“Never Again.” These words are inscribed on a monument in the Dachau Concentration Camp where tens of thousands of political prisoners were tortured and killed. The evil that occurred during Hitler’s regime is palpable inside the walls, culminating to the crematorium where the dead were incinerated.
On a recent trip to serve our missionaries overseas, I visited this camp. As you walk through the gates, there is a plaque on the entrance that says, “In honor of the 20th Armored Division (Liberators) U.S. 7th Army who participated in the liberation of Dachau concentration camp April 28, 1945.”
What impacted me the most was not inside the camp but the drive through the little town of Dachau. Just a mile down the road, horrific acts were conducted. Its residents turned a deaf ear to the oppression and death that was occurring right under their noses.
The U.S. Army ordered every civilian in Dachau to come to the liberated camp and file through the gas chamber, incinerator, and the room housing the bodies of the dead to see the results of their complacency, apathy, and fear.
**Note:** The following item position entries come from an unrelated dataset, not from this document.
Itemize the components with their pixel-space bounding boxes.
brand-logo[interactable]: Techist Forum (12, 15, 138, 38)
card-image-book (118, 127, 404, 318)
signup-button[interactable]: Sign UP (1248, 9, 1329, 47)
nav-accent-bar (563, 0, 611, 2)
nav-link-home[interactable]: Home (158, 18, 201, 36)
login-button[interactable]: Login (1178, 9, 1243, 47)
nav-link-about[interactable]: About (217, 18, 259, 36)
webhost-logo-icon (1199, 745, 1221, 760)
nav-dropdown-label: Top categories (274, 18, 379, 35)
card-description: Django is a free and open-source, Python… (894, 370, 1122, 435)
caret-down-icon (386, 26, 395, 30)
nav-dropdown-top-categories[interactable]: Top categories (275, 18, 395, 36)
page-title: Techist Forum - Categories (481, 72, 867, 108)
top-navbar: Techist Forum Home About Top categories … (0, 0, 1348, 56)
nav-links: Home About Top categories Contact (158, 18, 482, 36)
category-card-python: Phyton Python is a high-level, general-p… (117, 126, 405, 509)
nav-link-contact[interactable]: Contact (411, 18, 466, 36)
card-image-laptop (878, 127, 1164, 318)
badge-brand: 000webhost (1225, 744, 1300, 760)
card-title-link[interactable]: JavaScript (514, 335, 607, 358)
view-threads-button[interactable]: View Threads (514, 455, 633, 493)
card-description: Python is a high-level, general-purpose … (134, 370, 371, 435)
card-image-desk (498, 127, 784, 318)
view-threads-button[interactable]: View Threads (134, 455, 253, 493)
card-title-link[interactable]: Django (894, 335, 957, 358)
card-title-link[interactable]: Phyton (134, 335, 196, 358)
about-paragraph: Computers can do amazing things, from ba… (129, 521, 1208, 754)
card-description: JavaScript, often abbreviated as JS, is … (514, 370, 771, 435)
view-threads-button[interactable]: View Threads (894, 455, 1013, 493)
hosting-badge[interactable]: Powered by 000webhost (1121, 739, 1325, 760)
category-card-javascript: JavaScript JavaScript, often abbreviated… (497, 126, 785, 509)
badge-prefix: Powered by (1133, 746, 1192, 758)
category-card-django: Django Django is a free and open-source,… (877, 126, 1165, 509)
If only churches could see the results of their complacency, apathy, and fear. Millions of lives are at risk of facing an eternity without the saving knowledge of Jesus Christ, while nice, respectable churchgoers sit in pews and are silent outside the walls.
Thank God for the liberators. The next day following my visit to Dachau, I found myself in a room full of missionaries funded by South Carolina Baptists through the Cooperative Program. These missionaries take the message of the gospel to a part of the world where 2.8 billion people have limited to no access to the gospel.
Never again can we remain silent. Liberate the lost.